Road to Graduation: Fourth-year students care for those in need

Even with the end of medical school in sight, a handful of fourth-year UF College of Medicine students took what they learned in the classroom and applied it to real-world challenges by treating patients and mentoring younger students during Global Health Education trips around the world.

Instead of hitting the beach during spring break, five teams made up of medical students and faculty left Gainesville to care for the underserved populations of Ecuador, Nicaragua, the Dominican Republic, the Yucatan peninsula and Haiti.

Fourth-year medical student Philip Gilbo, who is the Class of 2014 president, traveled to a small, rural community outside San Carlos, Nicaragua for his fourth trip. His team partnered with Christian Medical and Dental Association’s Global Health Outreach to treat the residents of seven surrounding villages.

“I was amazed by the character and integrity of the physicians and fellow students that I worked with from the U.S.A., and how they partnered with local physicians and churches to improve health outcomes,” Gilbo said. “After that first year, I was hooked.”

Gabriel Foster, Lindsay Schaefer Flynn, Avrind Reddy and Jon Mizrahi were the fourth-year UF medical students who served on a DR HELP trip to Jarabacoa, Dominican Republic.

More than half of all UF medical students participate in the clinical and research overseas trips during their medical school careers. Students learn firsthand about the health inequities that exist in these countries, and are able to help meet the needs for health and dental services for community members.

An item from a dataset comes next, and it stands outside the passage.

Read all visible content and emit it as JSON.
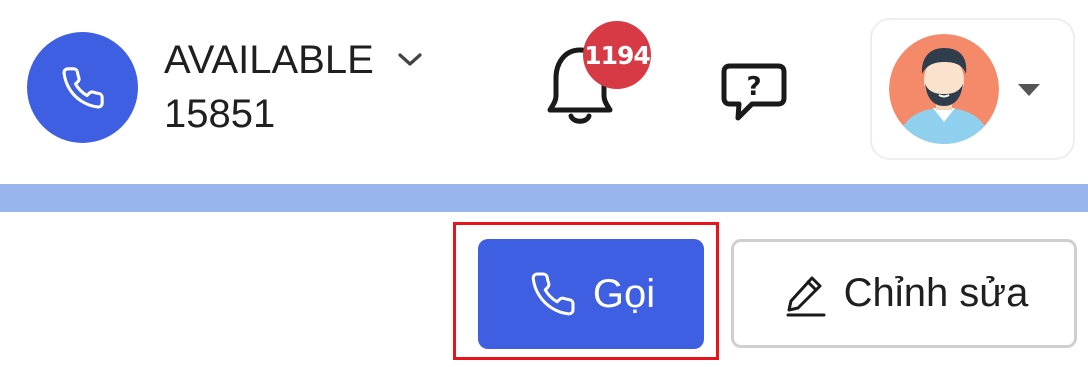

Lindsay Schaefer Flynn, a fourth-year student who plans to specialize in orthopaedic surgery, went on the DR HELP trip to Jarabacoa, Dominican Republic for her second outreach trip.

“I remember thinking as a second year — who only knew what I read in my textbooks and learned in the classroom — how much I would love to come back when I knew more about actual patient care,” Flynn said.

“I also love teaching. I knew that going as a fourth-year student would allow me to teach the underclassmen, and it surely did,” she added. “Not only was I able to teach them about diagnoses and patient care, but I could also provide them with advice about the rest of medical school.”

Gilbo plans to specialize in radiation oncology. He said his experiences with Global Health Education trips inspire him to help develop future programs in underdeveloped countries.

“I’m certain there is not a single student who has been on a UF trip and not had it impact their view of medicine and choice of specialty,” Gilbo said. “For me, it reminds me of the blessings we have here in the United States. It taught me that people are people, no matter where you go, and that the same aches, pains, terrors and loves plague us all the same.”

The Global Health trips are funded by donations and fundraisers the students hold throughout the year. As a result of these and other cross-cultural experiences, many UF medical students decide to dedicate their careers to caring for underserved populations.